= Guidelines for National Unification =

The Guidelines for National Unification (國家統一綱領 (Guójiā Tǒngyī Gānglǐng)), or the National Unification Guidelines (NUG), were written by the National Unification Council, an advisory body of the Republic of China government, regarding Chinese unification. The National Unification Guidelines were adopted by the Executive Yuan Council on February 23, 1991. The guidelines have a three-step process for the gradual unification of mainland China and Taiwan.

==Contents==
The National Unification Guidelines endorses the One China policy before any other statements: "Both the mainland and Taiwan are parts of Chinese territory. Helping to bring about national unification should be the common responsibility of all Chinese people." However, the document emphasized that unification must "first respect the rights and interests of the people in the Taiwan area, and protect their security and welfare". A more radical earlier draft emphasized the "will", rather than the "rights", of the people in Taiwan, but this wording was changed at the insistence of ROC premier Hau Pei-tsun. The guidelines envisioned three stages that must be reached before planning unification:

1. Both sides would not "deny each other's existence" in the international community and would renounce the use of force or threats. The mainland should carry out political reforms.
2. The two sides would set up official communication channels "on equal footing" and help each other participate in international organizations. In return, Taiwan will help develop the mainland's economy and open up the Three Links of communication technology.
3. The two sides will establish an organization to plan the unification of a "democratic, free, and equitably prosperous China"

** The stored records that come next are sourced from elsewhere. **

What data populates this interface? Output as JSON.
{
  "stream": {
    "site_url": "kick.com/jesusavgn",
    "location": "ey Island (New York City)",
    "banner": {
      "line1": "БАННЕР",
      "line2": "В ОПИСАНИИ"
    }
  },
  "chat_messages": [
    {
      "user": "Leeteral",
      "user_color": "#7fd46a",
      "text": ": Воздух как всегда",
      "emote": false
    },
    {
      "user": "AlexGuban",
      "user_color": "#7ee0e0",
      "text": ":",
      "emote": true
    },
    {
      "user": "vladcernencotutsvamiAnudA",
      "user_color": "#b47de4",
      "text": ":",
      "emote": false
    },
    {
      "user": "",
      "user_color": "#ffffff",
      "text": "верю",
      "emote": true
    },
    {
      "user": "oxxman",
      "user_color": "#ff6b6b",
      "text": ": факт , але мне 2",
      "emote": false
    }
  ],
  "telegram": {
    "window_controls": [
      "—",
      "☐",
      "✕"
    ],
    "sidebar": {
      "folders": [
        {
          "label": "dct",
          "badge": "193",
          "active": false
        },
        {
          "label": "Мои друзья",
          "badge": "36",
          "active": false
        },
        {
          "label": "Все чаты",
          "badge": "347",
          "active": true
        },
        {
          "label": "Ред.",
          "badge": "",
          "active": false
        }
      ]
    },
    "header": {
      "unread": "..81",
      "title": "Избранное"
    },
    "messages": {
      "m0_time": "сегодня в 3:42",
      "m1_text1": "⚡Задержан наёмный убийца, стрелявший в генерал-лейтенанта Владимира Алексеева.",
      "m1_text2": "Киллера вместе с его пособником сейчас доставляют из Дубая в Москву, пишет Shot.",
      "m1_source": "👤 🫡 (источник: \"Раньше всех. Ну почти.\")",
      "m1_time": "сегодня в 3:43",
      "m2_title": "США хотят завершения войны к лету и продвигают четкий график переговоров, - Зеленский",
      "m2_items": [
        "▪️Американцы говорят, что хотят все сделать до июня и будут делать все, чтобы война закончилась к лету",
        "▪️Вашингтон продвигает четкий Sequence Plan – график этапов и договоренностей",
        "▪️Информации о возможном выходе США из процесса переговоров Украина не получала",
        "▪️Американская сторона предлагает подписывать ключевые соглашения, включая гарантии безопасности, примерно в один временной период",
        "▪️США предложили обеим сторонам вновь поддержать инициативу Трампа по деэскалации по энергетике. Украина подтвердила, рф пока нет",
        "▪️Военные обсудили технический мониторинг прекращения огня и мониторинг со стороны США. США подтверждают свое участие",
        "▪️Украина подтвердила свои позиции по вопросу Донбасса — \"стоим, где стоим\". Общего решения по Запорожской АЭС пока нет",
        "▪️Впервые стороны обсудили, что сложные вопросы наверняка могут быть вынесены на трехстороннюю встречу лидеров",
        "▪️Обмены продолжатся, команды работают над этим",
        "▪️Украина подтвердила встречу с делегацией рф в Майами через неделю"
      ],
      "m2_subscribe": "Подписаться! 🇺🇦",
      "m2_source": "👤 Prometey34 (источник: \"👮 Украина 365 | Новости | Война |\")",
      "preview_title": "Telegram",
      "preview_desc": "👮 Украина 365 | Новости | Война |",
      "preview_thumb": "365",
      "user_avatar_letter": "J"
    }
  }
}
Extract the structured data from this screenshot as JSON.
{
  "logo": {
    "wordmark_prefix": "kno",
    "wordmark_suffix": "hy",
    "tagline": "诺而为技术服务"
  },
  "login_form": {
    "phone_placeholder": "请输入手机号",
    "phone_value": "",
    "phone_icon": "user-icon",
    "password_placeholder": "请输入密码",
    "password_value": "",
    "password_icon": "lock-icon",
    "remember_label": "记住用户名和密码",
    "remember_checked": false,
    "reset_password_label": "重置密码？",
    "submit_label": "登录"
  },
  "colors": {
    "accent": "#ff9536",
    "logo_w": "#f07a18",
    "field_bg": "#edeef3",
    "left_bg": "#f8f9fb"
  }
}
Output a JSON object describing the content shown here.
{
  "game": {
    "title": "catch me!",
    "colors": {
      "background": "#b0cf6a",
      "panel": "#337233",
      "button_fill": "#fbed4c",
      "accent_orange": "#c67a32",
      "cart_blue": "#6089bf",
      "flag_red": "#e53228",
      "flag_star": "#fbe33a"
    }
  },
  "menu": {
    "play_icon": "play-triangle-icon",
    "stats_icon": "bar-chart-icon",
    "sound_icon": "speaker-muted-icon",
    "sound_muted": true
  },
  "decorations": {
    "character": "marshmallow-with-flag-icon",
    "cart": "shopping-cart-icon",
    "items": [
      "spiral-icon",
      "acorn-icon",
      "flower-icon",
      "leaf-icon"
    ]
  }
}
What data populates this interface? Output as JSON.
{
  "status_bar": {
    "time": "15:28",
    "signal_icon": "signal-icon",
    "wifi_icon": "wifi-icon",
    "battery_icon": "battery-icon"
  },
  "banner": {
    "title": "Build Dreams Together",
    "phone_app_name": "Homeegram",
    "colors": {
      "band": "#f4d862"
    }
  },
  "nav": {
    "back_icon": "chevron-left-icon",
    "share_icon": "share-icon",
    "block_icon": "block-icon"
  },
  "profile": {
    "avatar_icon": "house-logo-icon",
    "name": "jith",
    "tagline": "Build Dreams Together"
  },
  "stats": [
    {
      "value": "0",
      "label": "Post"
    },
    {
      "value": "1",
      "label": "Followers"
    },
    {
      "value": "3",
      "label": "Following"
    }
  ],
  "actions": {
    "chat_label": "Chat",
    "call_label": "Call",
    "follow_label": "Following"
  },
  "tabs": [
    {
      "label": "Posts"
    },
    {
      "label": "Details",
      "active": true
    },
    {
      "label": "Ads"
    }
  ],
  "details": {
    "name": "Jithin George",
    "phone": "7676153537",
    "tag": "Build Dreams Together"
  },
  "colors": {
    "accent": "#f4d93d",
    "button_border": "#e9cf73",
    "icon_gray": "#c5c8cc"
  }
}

The NUG's demands that the PRC renounce the use of force, grant ROC political equality to itself, and let the ROC participate in international organizations, while offering little from Taiwan in return, sharply contradicted the unification proposals from mainland China. Additionally, the requirement for a "free, democratic" China to even consider unification precluded negotiations with the Chinese Communist Party currently in power on the mainland. In practice, the unrealistic goals for unification set by the NUG furthered the goals of Taiwanization of the ROC and the One Country on Each Side political culture in Taiwan. Nonetheless, in diplomatic terms the affirmation of the One China principle on the Taiwan side made the 1992 Consensus and the Wang-Koo Talks possible.

==Abrogation==

As part of the Four Noes and One Without pledge, President Chen Shui-bian had promised not to formally abolish the National Unification Guidelines or the National Unification Council despite his party's supportive stance on Taiwan independence. In his Chinese New Year address on January 29, 2006, President Chen Shui-bian proposed abolishing the National Unification Guidelines and the National Unification Council. On February 27, 2006, Chen formally announced that the guideline would "cease to apply" and the council would "cease to function". The United States initially warned Chen not to abolish either the council or the guidelines, but later refused to condemn him because it believed the absence of the term "abolish" was not a breach of the status quo. However, Chen was widely condemned by the People's Republic of China, which warned that Chen "would bring disaster to Taiwan society." The Pan-Blue Coalition also condemned the move as unnecessarily provocative, arguing that Chen needed to focus on economic issues in the face of a growing unemployment and suicide rate, and some legislators started a petition to have Chen impeached. Chen defended his action as a response to the military threat from mainland China. Without the legal constraints of the NUG, Chen's successor, President Ma Ying-jeou, has been able to usher in an era of unprecedented exchanges between mainland China and Taiwan since 2008.